The outbreak was confined to Aberdeen, where patients were treated in quarantine conditions at local hospitals. The incident was handled well, and there were no deaths. But most patients spent weeks in isolation before being allowed home. No visitors were allowed, and relatives and friends could only wave to patients through sealed windows.
The outbreak was traced to a single large can of Fray Bentos corned beef supplied to the local branch of the William Low grocery chain. But it was not only purchasers of corned beef who became ill, since the infected product also contaminated the store’s meat-slicing machine.

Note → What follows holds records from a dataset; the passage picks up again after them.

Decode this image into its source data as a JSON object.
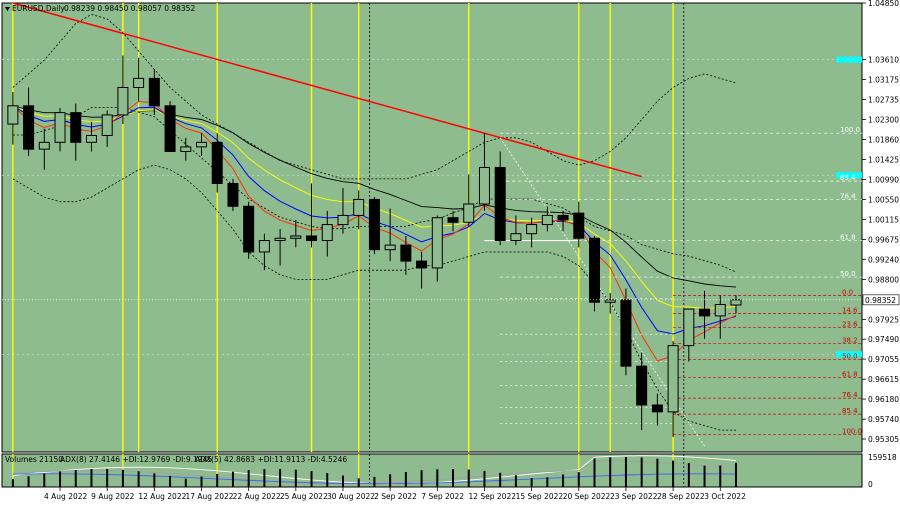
{
  "header": {
    "symbol_text": "EURUSD,Daily",
    "ohlc_text": "0.98239 0.98450 0.98057 0.98352"
  },
  "indicator_header": {
    "volumes_text": "Volumes 21150",
    "adx8_text": "ADX(8) 27.4146 +DI:12.9769 -DI:9.1945",
    "adx5_text": "ADX(5) 42.8683 +DI:11.9113 -DI:4.5246"
  },
  "volume_axis": {
    "max_label": "159518",
    "min_label": "0"
  },
  "current_price": "0.98352",
  "colors": {
    "background": "#8fbc8f",
    "bull_body": "#8fbc8f",
    "bear_body": "#000000",
    "vertical_marker": "#ffff00",
    "trendline": "#ff0000",
    "ema_red": "#ff3300",
    "ema_blue": "#0000ff",
    "ema_yellow": "#ffff00",
    "ema_black": "#000000",
    "bollinger": "#000000",
    "fib_red": "#cc0000",
    "fib_white": "#ffffff",
    "highlight": "#00ffff"
  },
  "chart_data": {
    "type": "candlestick",
    "symbol": "EURUSD",
    "timeframe": "Daily",
    "y_ticks": [
      "1.04850",
      "1.03610",
      "1.03175",
      "1.02735",
      "1.02300",
      "1.01860",
      "1.01425",
      "1.00990",
      "1.00550",
      "1.00115",
      "0.99675",
      "0.99240",
      "0.98800",
      "0.97925",
      "0.97490",
      "0.97055",
      "0.96615",
      "0.96180",
      "0.95740",
      "0.95305"
    ],
    "ylim": [
      0.95021,
      1.0485
    ],
    "x_labels": [
      "4 Aug 2022",
      "9 Aug 2022",
      "12 Aug 2022",
      "17 Aug 2022",
      "22 Aug 2022",
      "25 Aug 2022",
      "30 Aug 2022",
      "2 Sep 2022",
      "7 Sep 2022",
      "12 Sep 2022",
      "15 Sep 2022",
      "20 Sep 2022",
      "23 Sep 2022",
      "28 Sep 2022",
      "3 Oct 2022"
    ],
    "dates": [
      "2022-08-01",
      "2022-08-02",
      "2022-08-03",
      "2022-08-04",
      "2022-08-05",
      "2022-08-08",
      "2022-08-09",
      "2022-08-10",
      "2022-08-11",
      "2022-08-12",
      "2022-08-15",
      "2022-08-16",
      "2022-08-17",
      "2022-08-18",
      "2022-08-19",
      "2022-08-22",
      "2022-08-23",
      "2022-08-24",
      "2022-08-25",
      "2022-08-26",
      "2022-08-29",
      "2022-08-30",
      "2022-08-31",
      "2022-09-01",
      "2022-09-02",
      "2022-09-05",
      "2022-09-06",
      "2022-09-07",
      "2022-09-08",
      "2022-09-09",
      "2022-09-12",
      "2022-09-13",
      "2022-09-14",
      "2022-09-15",
      "2022-09-16",
      "2022-09-19",
      "2022-09-20",
      "2022-09-21",
      "2022-09-22",
      "2022-09-23",
      "2022-09-26",
      "2022-09-27",
      "2022-09-28",
      "2022-09-29",
      "2022-09-30",
      "2022-10-03",
      "2022-10-04"
    ],
    "ohlc": [
      [
        1.022,
        1.029,
        1.0175,
        1.026
      ],
      [
        1.026,
        1.03,
        1.015,
        1.0165
      ],
      [
        1.0165,
        1.021,
        1.012,
        1.018
      ],
      [
        1.018,
        1.0255,
        1.016,
        1.0245
      ],
      [
        1.0245,
        1.0265,
        1.014,
        1.018
      ],
      [
        1.018,
        1.0225,
        1.016,
        1.0195
      ],
      [
        1.0195,
        1.025,
        1.017,
        1.024
      ],
      [
        1.024,
        1.037,
        1.022,
        1.03
      ],
      [
        1.03,
        1.0365,
        1.027,
        1.032
      ],
      [
        1.032,
        1.034,
        1.024,
        1.026
      ],
      [
        1.026,
        1.027,
        1.016,
        1.016
      ],
      [
        1.016,
        1.019,
        1.014,
        1.017
      ],
      [
        1.017,
        1.02,
        1.015,
        1.018
      ],
      [
        1.018,
        1.02,
        1.007,
        1.009
      ],
      [
        1.009,
        1.01,
        1.003,
        1.004
      ],
      [
        1.004,
        1.005,
        0.9925,
        0.994
      ],
      [
        0.994,
        0.998,
        0.99,
        0.9965
      ],
      [
        0.9965,
        0.999,
        0.991,
        0.997
      ],
      [
        0.997,
        1.001,
        0.995,
        0.9975
      ],
      [
        0.9975,
        1.009,
        0.995,
        0.9965
      ],
      [
        0.9965,
        1.003,
        0.993,
        1.0
      ],
      [
        1.0,
        1.008,
        0.998,
        1.002
      ],
      [
        1.002,
        1.0075,
        0.999,
        1.0055
      ],
      [
        1.0055,
        1.006,
        0.9935,
        0.9945
      ],
      [
        0.9945,
        1.0035,
        0.992,
        0.9955
      ],
      [
        0.9955,
        0.9975,
        0.989,
        0.992
      ],
      [
        0.992,
        0.994,
        0.986,
        0.9905
      ],
      [
        0.9905,
        1.002,
        0.9875,
        1.0015
      ],
      [
        1.0015,
        1.003,
        0.9985,
        1.0005
      ],
      [
        1.0005,
        1.011,
        0.9995,
        1.0045
      ],
      [
        1.0045,
        1.02,
        1.003,
        1.0125
      ],
      [
        1.0125,
        1.016,
        0.9955,
        0.9965
      ],
      [
        0.9965,
        1.002,
        0.9955,
        0.998
      ],
      [
        0.998,
        1.0015,
        0.995,
        1.0
      ],
      [
        1.0,
        1.004,
        0.9985,
        1.002
      ],
      [
        1.002,
        1.003,
        0.9985,
        1.001
      ],
      [
        1.0025,
        1.005,
        0.995,
        0.997
      ],
      [
        0.997,
        0.9975,
        0.981,
        0.983
      ],
      [
        0.983,
        0.985,
        0.9805,
        0.9835
      ],
      [
        0.9835,
        0.986,
        0.967,
        0.969
      ],
      [
        0.969,
        0.972,
        0.955,
        0.9605
      ],
      [
        0.9605,
        0.963,
        0.956,
        0.959
      ],
      [
        0.959,
        0.9745,
        0.9535,
        0.9735
      ],
      [
        0.9735,
        0.9815,
        0.97,
        0.9815
      ],
      [
        0.9815,
        0.9855,
        0.975,
        0.98
      ],
      [
        0.98,
        0.9845,
        0.975,
        0.9825
      ],
      [
        0.98239,
        0.9845,
        0.98057,
        0.98352
      ]
    ],
    "fib_left": [
      "0.0",
      "14.6",
      "23.6",
      "38.2",
      "50.0",
      "61.8",
      "76.4",
      "85.4",
      "100.0"
    ],
    "fib_top": [
      "100.0",
      "85.4",
      "76.4",
      "61.8",
      "50.0"
    ],
    "grid": false,
    "legend": "top-left"
  }
}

It turned out that the meat was packed in a South American factory that used untreated water from a polluted river to cool its cans. Bacteria probably entered the defective can through a puncture or a faulty seam.
The typhoid outbreak was disastrous for William Low’s local reputation. The Aberdeen branch soon closed, and the company never returned to the city.
Even where the risk of further infection was negligible, the outbreak also ruined local firms that were unlucky enough to have a family member among the typhoid victims.
On the plus side, the event led to the introduction of higher national standards for hygiene, particularly in the cleaning of food processing machinery.
The 50th anniversary of this event offers a reminder that typhoid remains a risk. Worldwide the disease still kills well over half a million people every year.
And in recent years Britain has seen a steady increase in cases, mainly in people who have visited exotic overseas destinations without adequate vaccination. The UK now annually treats several hundred typhoid cases.